In vitro, miR-30 knockdown also induced uPAR-ITGB3 activation and podocyte injury through calcineurin-NFATC pathway in cultured podocytes

We generated in vitro model of miR-30 knockdown-induced activation of uPAR-ITGB3 signaling by transfecting cultured podocytes with miR-30 sponge plasmid. We found, as expected, that uPAR expression was increased (Fig. 3a); meanwhile, although ITGB3 expression was not affected (Fig. 3a), its activity was significantly increased (Fig. 3b). To confirm that ITGB3 activation was caused by uPAR upregulation, we knocked down uPAR using siRNA (Fig. 3c) and observed significant attenuation of ITGB3 activation in the podocytes transfected with miR-30 sponge (Fig. 3d).

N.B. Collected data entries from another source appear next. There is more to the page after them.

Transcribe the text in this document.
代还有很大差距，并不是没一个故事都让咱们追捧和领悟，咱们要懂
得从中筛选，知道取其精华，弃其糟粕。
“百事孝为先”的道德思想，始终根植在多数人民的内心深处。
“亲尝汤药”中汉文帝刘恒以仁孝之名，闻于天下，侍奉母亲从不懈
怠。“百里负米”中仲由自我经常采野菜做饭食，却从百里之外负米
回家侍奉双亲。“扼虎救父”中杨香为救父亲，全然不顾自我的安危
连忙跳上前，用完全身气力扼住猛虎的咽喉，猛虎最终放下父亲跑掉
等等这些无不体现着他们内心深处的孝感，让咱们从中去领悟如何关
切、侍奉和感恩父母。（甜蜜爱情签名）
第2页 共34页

Fig. 3: miR-30 knockdown induced uPAR-ITGB3 activation in cultured podocytes.
figure3

a Western blotting showing the protein upregulation of uPAR by miR-30 sponge and the unchange of ITGB3. Quantification of the result was on the right based on three independent experiments. Two-tailed student’s T test, *P < 0.05 vs. mock group. b AP5 assay revealed that ITGB3 was prominently activated by miR-30 sponge (Magnification in ×600). Quantification of the results was on the right based on three independent experiments: two-tailed student’s T test, *P < 0.05. c Transfection of uPAR siRNA effectively reduced uPAR protein in the cells. Quantification of the result: Two-tailed student’s T test, *P < 0.05 vs. scramble group. d AP5 staining that detected ITGB3 activity demonstrated that miR-30 sponge-induced ITGB3 activation was blocked by uPAR siRNA and the ITGB3 inhibitor, cyclo-RGDfK (Magnification in ×600). Quantification of the results was shown on the right: Two-way ANOVA, *P < 0.05. All values were expressed as the means ± SD

To confirm that uPAR-ITGB3 activation mediates miR-30 sponge-induced podocyte injury in vitro, we knocked down uPAR by siRNA or abrogated ITGB3 activation by cyclo-RGDfK in cultured podocytes that were treated with miR-30 sponge. We found that podocyte cytoskeletal injury was alleviated according to F-actin staining with phalloidin (Supplementary Fig. 1). As cytoskeletal rearrangement is involved in cell migration, scratch wound healing assay is routinely used to determine the occurrence of podocyte cytoskeletal change/injury under various stimuli. We therefore performed wound healing assay (Supplementary Fig. 2A, B), as well as the Real-time Cell Analysis that also measures cell motility (Supplementary Fig. 2C), and obtained results that were consistent with that of F-actin phalloidin staining.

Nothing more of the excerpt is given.